4. Put 2 and 2 Together
If you receive a call from an informant advising of two prowlers entering the backyard of a residence, followed by the sound of breaking glass and all you put out is a "suspicious person" call with none of that additional information do you think I might be frustrated upon my arrival to find a window-smash burglary, two suspects running, and no backup unit in sight?
On crime or possible crime calls such as domestics, always ask if there are weapons involved. If the person lies to you, shame on them. If they don't answer one way or the other because you failed to ask, shame on you.
The night that Arlington, Texas, police officer Jillian Michelle Smith was killed in 2010, a dispatcher failed to let officers know that Smith hadn't communicated with her in 15-minutes, as well as withheld information of a call advising that there'd been shots fired at the location and an officer was down. She sent the responding officers into an extremely dangerous situation that could have resulted in their being killed, as well.
5. I Have My Hands Full
Yes, I know that I have the means for running serialized property myself, and I apologize in advance if my lack of opportunity to do so places momentary constraints on you. But often it isn't laziness dictating the request but officer safety. I might have two digits worth of gang members detained and only so many handcuffs to go around and so much room in my backseat in which to detain them. My request is often made in prudence to their presence or the presence of others who might seek to exploit my attentions being committed elsewhere. Hopefully, you are in a much more comfortable position across the board to do this on my behalf.
6. Pay Attention to Your Work
The little outfits that you sew to put on those little bears and piggies are undeniably cute, but they are not part of your job description. Yes, you will have your down time. Appreciate it as such. But don't resent its disruption or my asking you to do something pertinent to our respective responsibilities. If we work together, you can return to the basket weaving with a clear conscience later. And I might even be able to get home to my family.
7. Prioritize Your Calls
Remember that your phone line has a "hold" button. This affords you the means to place less important calls on the backburner while you attend to more pressing concerns. Of course, it’s nice when you can remember to get back to calls that you have put on hold as well.
8. Be Consistent in Your Humor
If you don't like particular types of jokes, don't barter in them. Nothing is more aggravating than having the game rules switched mid-play and it can sour our working relationship thereafter.
9. We Hear What's Said About Us
Unless you are the one actually dispatching and have the opportunity to key and unkey the mic at will, we can hear you in the background. And since there are two sides to every story, you can bet that the Type A personalities among us will be sure to communicate our side at a more convenient time, should we feel it necessary. If push comes to shove, as in a hostile work environment allegation, a review of recorded radio transmissions may well come into play.

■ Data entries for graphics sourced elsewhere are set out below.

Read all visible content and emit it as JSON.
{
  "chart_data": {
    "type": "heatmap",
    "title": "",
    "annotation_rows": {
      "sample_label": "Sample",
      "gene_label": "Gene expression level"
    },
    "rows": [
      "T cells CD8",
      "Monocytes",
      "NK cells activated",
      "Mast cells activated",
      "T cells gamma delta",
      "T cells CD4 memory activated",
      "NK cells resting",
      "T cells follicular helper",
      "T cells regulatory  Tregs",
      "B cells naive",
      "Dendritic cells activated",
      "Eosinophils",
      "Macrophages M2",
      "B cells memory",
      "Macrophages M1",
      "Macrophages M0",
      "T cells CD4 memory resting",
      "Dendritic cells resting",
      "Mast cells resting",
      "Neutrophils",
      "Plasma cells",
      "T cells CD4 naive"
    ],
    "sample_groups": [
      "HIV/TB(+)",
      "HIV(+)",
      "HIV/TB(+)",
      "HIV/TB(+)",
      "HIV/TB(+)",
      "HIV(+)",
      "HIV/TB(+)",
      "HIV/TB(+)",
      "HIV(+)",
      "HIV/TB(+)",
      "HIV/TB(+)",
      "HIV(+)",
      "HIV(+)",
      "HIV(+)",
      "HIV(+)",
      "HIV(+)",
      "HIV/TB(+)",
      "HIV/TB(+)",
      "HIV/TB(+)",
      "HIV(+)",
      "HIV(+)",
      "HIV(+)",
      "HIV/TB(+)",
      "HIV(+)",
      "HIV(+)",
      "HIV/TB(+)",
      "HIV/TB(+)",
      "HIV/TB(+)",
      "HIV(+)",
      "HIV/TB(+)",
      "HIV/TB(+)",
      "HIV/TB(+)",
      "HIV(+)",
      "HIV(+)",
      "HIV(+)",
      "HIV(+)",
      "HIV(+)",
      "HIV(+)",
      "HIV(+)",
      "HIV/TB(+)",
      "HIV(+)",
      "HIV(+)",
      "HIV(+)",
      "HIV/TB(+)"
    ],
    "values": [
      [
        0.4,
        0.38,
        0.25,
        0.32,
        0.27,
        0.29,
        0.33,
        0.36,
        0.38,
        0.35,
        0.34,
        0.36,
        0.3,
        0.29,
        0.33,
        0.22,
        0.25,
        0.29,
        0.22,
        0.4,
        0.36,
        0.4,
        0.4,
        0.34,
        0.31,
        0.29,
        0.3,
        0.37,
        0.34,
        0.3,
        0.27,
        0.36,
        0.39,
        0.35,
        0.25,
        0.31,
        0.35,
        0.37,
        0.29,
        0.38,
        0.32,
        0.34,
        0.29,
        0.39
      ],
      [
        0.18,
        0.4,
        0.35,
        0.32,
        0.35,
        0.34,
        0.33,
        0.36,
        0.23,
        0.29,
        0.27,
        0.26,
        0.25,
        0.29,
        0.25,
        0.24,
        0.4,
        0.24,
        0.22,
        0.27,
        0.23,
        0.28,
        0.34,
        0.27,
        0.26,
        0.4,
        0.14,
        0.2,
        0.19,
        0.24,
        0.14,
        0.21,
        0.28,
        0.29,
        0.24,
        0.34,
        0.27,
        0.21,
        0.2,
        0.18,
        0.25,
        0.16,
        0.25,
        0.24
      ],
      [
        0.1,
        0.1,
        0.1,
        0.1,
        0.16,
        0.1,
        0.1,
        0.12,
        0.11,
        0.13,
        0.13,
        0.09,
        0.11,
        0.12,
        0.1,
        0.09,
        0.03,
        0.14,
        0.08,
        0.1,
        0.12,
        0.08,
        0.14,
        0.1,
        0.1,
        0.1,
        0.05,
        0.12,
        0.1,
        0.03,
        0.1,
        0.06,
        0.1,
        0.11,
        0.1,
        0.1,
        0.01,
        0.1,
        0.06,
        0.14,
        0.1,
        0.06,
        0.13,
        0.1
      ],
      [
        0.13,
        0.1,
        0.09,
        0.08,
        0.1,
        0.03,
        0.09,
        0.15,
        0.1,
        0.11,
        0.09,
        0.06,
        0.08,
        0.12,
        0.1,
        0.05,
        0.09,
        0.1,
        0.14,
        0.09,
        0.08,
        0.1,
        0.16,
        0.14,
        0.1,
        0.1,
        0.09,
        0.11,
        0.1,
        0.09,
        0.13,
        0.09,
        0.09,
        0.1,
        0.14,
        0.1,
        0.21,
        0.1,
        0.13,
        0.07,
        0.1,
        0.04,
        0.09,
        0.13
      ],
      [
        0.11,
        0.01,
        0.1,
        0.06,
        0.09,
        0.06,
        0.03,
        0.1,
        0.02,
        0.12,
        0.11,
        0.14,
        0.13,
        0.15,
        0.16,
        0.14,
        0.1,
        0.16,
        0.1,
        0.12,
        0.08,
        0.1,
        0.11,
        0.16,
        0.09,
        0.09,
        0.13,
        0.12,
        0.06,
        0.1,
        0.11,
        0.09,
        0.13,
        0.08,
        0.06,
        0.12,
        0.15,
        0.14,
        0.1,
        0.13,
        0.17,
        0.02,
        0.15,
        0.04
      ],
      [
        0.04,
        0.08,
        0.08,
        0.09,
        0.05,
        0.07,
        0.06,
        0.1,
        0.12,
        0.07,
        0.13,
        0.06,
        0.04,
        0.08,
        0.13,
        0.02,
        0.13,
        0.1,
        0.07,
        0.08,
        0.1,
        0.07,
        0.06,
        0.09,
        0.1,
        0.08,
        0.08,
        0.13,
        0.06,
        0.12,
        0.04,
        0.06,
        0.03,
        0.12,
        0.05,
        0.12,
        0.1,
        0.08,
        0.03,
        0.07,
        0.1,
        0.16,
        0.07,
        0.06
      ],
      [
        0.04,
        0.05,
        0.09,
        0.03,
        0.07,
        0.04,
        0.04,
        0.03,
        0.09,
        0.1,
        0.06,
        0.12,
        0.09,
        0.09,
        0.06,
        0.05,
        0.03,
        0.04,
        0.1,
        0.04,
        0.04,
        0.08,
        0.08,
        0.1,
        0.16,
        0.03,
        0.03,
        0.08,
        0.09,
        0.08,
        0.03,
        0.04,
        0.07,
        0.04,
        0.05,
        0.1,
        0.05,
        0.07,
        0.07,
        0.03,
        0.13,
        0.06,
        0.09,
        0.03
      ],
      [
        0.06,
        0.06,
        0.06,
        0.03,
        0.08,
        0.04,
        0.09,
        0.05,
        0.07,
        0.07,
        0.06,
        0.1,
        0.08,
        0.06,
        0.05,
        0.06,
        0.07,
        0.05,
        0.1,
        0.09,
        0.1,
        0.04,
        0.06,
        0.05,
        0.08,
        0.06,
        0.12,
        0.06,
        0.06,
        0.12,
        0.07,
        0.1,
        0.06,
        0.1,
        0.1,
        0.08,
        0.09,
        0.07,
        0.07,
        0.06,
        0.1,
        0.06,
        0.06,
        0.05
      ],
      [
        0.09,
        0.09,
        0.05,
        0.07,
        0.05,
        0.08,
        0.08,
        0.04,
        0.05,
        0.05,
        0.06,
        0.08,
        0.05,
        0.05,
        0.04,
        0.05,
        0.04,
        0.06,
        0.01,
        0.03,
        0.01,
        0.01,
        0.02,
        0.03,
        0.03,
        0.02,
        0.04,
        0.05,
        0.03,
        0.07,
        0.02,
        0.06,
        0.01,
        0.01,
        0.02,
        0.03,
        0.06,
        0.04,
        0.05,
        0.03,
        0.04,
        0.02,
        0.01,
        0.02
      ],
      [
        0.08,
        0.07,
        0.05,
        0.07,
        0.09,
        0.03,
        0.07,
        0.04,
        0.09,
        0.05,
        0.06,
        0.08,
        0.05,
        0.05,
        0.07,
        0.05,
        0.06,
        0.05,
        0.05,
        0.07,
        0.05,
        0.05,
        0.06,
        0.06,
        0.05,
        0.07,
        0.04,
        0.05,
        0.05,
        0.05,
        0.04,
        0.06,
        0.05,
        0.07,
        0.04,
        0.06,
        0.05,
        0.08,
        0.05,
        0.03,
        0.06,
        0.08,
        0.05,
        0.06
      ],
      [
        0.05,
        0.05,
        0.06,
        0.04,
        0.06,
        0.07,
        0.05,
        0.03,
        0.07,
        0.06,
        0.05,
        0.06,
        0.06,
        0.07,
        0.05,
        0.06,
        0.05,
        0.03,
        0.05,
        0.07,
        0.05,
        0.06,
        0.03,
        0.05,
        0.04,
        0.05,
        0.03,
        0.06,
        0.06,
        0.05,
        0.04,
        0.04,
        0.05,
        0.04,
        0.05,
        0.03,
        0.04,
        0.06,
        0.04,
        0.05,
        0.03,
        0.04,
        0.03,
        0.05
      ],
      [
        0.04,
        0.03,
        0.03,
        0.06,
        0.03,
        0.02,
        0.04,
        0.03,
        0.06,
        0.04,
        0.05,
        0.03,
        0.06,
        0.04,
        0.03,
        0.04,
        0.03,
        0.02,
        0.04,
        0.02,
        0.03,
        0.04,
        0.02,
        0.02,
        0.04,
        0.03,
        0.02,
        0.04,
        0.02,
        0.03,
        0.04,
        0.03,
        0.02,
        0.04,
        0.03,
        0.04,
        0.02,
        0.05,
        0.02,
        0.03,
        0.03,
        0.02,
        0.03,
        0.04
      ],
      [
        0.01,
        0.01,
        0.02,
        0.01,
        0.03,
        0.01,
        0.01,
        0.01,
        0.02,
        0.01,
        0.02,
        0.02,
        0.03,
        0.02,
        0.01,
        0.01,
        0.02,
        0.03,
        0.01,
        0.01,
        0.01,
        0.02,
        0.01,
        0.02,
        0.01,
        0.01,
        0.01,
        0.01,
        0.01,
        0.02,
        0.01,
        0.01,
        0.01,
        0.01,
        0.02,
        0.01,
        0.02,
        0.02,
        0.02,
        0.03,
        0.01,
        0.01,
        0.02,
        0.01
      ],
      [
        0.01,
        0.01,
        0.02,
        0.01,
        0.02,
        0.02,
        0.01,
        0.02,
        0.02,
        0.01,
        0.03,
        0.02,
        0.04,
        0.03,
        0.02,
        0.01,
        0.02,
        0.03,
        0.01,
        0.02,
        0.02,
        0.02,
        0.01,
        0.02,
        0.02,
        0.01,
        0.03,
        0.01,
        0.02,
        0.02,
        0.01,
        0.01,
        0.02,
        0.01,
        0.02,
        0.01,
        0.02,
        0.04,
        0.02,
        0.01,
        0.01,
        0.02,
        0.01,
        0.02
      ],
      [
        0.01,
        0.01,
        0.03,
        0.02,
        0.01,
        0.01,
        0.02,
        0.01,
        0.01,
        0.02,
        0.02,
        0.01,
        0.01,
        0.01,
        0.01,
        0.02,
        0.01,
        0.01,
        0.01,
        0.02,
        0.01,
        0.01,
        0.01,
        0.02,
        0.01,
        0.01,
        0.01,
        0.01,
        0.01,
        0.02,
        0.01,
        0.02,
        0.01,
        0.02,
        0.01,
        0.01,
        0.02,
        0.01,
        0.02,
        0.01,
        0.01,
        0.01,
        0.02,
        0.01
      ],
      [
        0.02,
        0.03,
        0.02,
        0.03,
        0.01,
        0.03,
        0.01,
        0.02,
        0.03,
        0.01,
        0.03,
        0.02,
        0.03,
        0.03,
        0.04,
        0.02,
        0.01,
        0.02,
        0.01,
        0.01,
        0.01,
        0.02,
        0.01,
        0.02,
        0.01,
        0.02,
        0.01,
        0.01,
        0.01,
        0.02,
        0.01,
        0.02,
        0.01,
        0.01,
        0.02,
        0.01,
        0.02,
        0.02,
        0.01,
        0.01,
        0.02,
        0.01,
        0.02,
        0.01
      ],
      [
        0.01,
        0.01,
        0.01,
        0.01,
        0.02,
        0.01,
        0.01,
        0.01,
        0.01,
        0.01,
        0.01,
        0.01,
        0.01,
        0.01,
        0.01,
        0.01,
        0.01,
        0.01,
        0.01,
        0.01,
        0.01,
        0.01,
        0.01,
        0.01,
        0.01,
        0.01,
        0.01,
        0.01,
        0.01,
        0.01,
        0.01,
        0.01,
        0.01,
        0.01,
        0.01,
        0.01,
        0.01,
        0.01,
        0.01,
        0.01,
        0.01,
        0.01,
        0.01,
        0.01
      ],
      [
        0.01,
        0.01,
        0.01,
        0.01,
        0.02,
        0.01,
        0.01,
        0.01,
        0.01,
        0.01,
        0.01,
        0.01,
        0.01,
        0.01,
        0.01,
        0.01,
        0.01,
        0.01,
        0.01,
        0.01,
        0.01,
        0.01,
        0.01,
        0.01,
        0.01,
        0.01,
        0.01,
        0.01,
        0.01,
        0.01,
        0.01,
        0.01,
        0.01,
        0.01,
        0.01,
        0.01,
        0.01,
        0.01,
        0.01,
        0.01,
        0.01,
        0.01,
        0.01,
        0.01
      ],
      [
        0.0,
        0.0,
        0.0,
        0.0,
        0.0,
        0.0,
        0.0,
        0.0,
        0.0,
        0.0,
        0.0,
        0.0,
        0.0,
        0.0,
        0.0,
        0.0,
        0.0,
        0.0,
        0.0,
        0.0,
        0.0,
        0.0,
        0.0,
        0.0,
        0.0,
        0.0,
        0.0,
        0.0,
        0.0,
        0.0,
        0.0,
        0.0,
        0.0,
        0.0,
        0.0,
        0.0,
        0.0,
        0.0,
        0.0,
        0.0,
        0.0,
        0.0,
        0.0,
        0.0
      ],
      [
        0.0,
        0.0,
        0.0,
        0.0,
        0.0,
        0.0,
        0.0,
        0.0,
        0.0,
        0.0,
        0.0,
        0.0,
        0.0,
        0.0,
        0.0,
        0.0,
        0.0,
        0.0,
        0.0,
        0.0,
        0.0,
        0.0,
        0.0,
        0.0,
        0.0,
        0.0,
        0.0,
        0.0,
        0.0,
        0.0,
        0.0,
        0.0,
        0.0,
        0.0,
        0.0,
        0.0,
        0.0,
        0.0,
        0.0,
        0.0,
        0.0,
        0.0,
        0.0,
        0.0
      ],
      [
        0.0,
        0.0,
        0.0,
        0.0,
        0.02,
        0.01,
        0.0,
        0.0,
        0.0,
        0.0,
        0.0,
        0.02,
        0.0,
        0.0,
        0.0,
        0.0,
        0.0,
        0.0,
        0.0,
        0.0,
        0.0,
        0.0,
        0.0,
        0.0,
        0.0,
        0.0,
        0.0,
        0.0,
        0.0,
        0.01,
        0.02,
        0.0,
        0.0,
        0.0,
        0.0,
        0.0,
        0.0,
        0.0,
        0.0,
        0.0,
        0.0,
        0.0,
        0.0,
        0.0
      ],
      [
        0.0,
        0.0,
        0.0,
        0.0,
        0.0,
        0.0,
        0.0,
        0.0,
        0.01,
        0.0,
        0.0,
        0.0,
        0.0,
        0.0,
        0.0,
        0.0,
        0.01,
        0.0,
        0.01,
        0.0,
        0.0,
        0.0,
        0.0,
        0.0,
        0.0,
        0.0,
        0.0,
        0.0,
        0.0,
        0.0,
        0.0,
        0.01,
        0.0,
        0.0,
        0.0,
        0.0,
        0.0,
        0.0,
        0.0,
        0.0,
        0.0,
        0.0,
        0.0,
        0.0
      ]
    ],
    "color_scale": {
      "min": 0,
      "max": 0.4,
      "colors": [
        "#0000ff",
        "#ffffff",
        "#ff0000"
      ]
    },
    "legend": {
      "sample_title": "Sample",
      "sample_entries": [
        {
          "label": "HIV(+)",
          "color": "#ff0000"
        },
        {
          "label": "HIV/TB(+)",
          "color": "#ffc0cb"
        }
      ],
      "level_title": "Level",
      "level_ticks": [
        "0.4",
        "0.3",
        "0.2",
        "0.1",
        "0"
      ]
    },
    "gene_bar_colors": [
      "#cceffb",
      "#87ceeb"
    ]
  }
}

10. Tell Me If I Offend You
Maybe I have rubbed you wrong. It might be my personality, my tone of voice, or my occasionally curt nature. If I have done something to offend you, please bring it to my attention first. If your position has merit, I will try to adjust my conduct toward you. Should I fail to do so, I can hardly blame your taking the matter up elsewhere. But please remember, it may simply be a matter of responding in kind, on my part.